Unscientific Alternative Medicine

The history of alternative medicine refers to the history of a group of diverse medical practices that were collectively promoted as "alternative medicine" beginning in the 1970s, to the collection of individual histories of members of that group, or to the history of western medical practices that were labeled "irregular practices" by the western medical establishment. It includes the histories of complementary medicine and of integrative medicine. "Alternative medicine" is a loosely defined and very diverse set of products, practices, and theories that are perceived by its users to have the healing effects of medicine, but do not originate from evidence gathered using the scientific method, are not part of biomedicine, or are contradicted by scientific evidence or established science. "Biomedicine" is that part of medical science that applies principles of anatomy, physics, chemistry, biology, physiology, and other natural sciences to clinical practice, using scientific methods to establish the effectiveness of that practice.

Much of what is now categorized as alternative medicine was developed as independent, complete medical systems, was developed long before biomedicine and use of scientific methods, and was developed in relatively isolated regions of the world where there was little or no medical contact with pre-scientific western medicine, or with each other's systems. Examples are Traditional Chinese medicine and the Ayurvedic medicine of India. Other alternative medicine practices, such as homeopathy, were developed in Western Europe and in opposition to western medicine, at a time when western medicine was based on unscientific theories that were dogmatically imposed by western religious authorities. Homeopathy was developed prior to discovery of the basic principles of chemistry, which proved homeopathic remedies contained nothing but water. But homeopathy, with its remedies made of water, was harmless compared to the unscientific and dangerous orthodox western medicine practiced at that time, which included use of toxins and draining of blood, often resulting in permanent disfigurement or death. Other alternative practices such as chiropractic and osteopathic manipulative medicine, were developed in the United States at a time that western medicine was beginning to incorporate scientific methods and theories, but the biomedical model was not yet totally dominant. Practices such as chiropractic and osteopathic, each considered to be irregular by the medical establishment, also opposed each other, both rhetorically and politically with licensing legislation. Osteopathic practitioners added the courses and training of biomedicine to their licensing and licensed Doctor of Osteopathic Medicine holders began diminishing use of the unscientific origins of the field, and without the original practices and theories, is now considered the same as biomedicine.
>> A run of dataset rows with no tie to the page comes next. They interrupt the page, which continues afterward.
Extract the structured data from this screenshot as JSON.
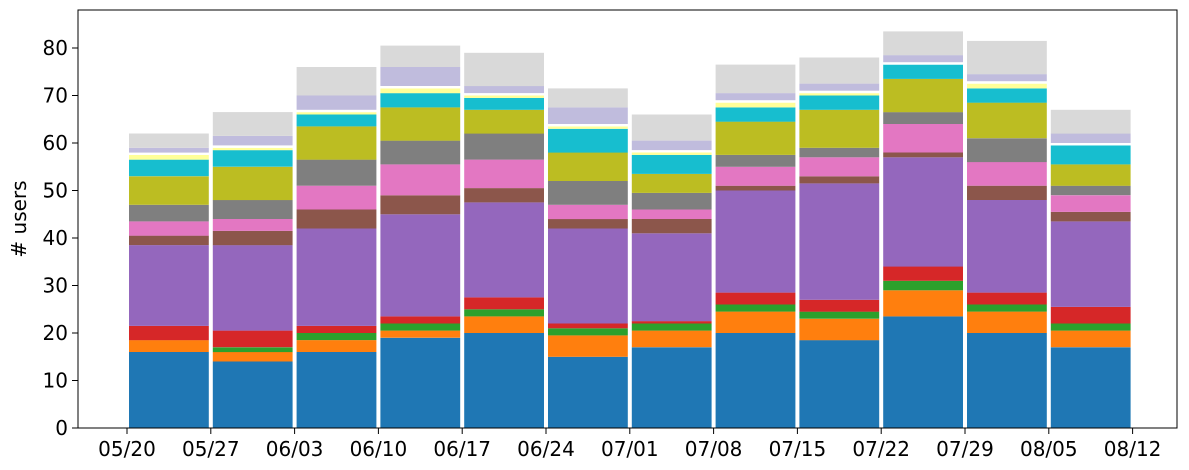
{
  "chart_data": {
    "type": "bar",
    "stacked": true,
    "title": "",
    "xlabel": "",
    "ylabel": "# users",
    "ylim": [
      0,
      88
    ],
    "yticks": [
      0,
      10,
      20,
      30,
      40,
      50,
      60,
      70,
      80
    ],
    "x_tick_labels": [
      "05/20",
      "05/27",
      "06/03",
      "06/10",
      "06/17",
      "06/24",
      "07/01",
      "07/08",
      "07/15",
      "07/22",
      "07/29",
      "08/05",
      "08/12"
    ],
    "grid": false,
    "legend": "none",
    "bars_per_week": 12,
    "series": [
      {
        "color": "#1f77b4",
        "values": [
          16,
          14,
          16,
          19,
          20,
          15,
          17,
          20,
          18.5,
          23.5,
          20,
          17
        ]
      },
      {
        "color": "#ff7f0e",
        "values": [
          2.5,
          2,
          2.5,
          1.5,
          3.5,
          4.5,
          3.5,
          4.5,
          4.5,
          5.5,
          4.5,
          3.5
        ]
      },
      {
        "color": "#2ca02c",
        "values": [
          0,
          1,
          1.5,
          1.5,
          1.5,
          1.5,
          1.5,
          1.5,
          1.5,
          2,
          1.5,
          1.5
        ]
      },
      {
        "color": "#d62728",
        "values": [
          3,
          3.5,
          1.5,
          1.5,
          2.5,
          1,
          0.5,
          2.5,
          2.5,
          3,
          2.5,
          3.5
        ]
      },
      {
        "color": "#9467bd",
        "values": [
          17,
          18,
          20.5,
          21.5,
          20,
          20,
          18.5,
          21.5,
          24.5,
          23,
          19.5,
          18
        ]
      },
      {
        "color": "#8c564b",
        "values": [
          2,
          3,
          4,
          4,
          3,
          2,
          3,
          1,
          1.5,
          1,
          3,
          2
        ]
      },
      {
        "color": "#e377c2",
        "values": [
          3,
          2.5,
          5,
          6.5,
          6,
          3,
          2,
          4,
          4,
          6,
          5,
          3.5
        ]
      },
      {
        "color": "#7f7f7f",
        "values": [
          3.5,
          4,
          5.5,
          5,
          5.5,
          5,
          3.5,
          2.5,
          2,
          2.5,
          5,
          2
        ]
      },
      {
        "color": "#bcbd22",
        "values": [
          6,
          7,
          7,
          7,
          5,
          6,
          4,
          7,
          8,
          7,
          7.5,
          4.5
        ]
      },
      {
        "color": "#17becf",
        "values": [
          3.5,
          3.5,
          2.5,
          3,
          2.5,
          5,
          4,
          3,
          3,
          3,
          3,
          4
        ]
      },
      {
        "color": "#ffff99",
        "values": [
          1,
          0.5,
          0.5,
          1,
          0.5,
          0.5,
          0.5,
          1,
          0.5,
          0,
          1,
          0
        ]
      },
      {
        "color": "#ffffff",
        "values": [
          0.5,
          0.5,
          0.5,
          0.5,
          0.5,
          0.5,
          0.5,
          0.5,
          0.5,
          0.5,
          0.5,
          0.5
        ]
      },
      {
        "color": "#c0bcdd",
        "values": [
          1,
          2,
          3,
          4,
          1.5,
          3.5,
          2,
          1.5,
          1.5,
          1.5,
          1.5,
          2
        ]
      },
      {
        "color": "#d9d9d9",
        "values": [
          3,
          5,
          6,
          4.5,
          7,
          4,
          5.5,
          6,
          5.5,
          5,
          7,
          5
        ]
      }
    ]
  }
}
Alternative Medicine Relative to Scientific Medicine

The term alternative medicine refers to systems of medical thought and practice which function as alternatives to or subsist outside of conventional, mainstream medicine. Alternative medicine cannot exist absent an established, authoritative and stable medical orthodoxy to which it can function as an alternative. Such orthodoxy was only established in the West during the nineteenth century through processes of regulation, association, institution building and systematized medical education.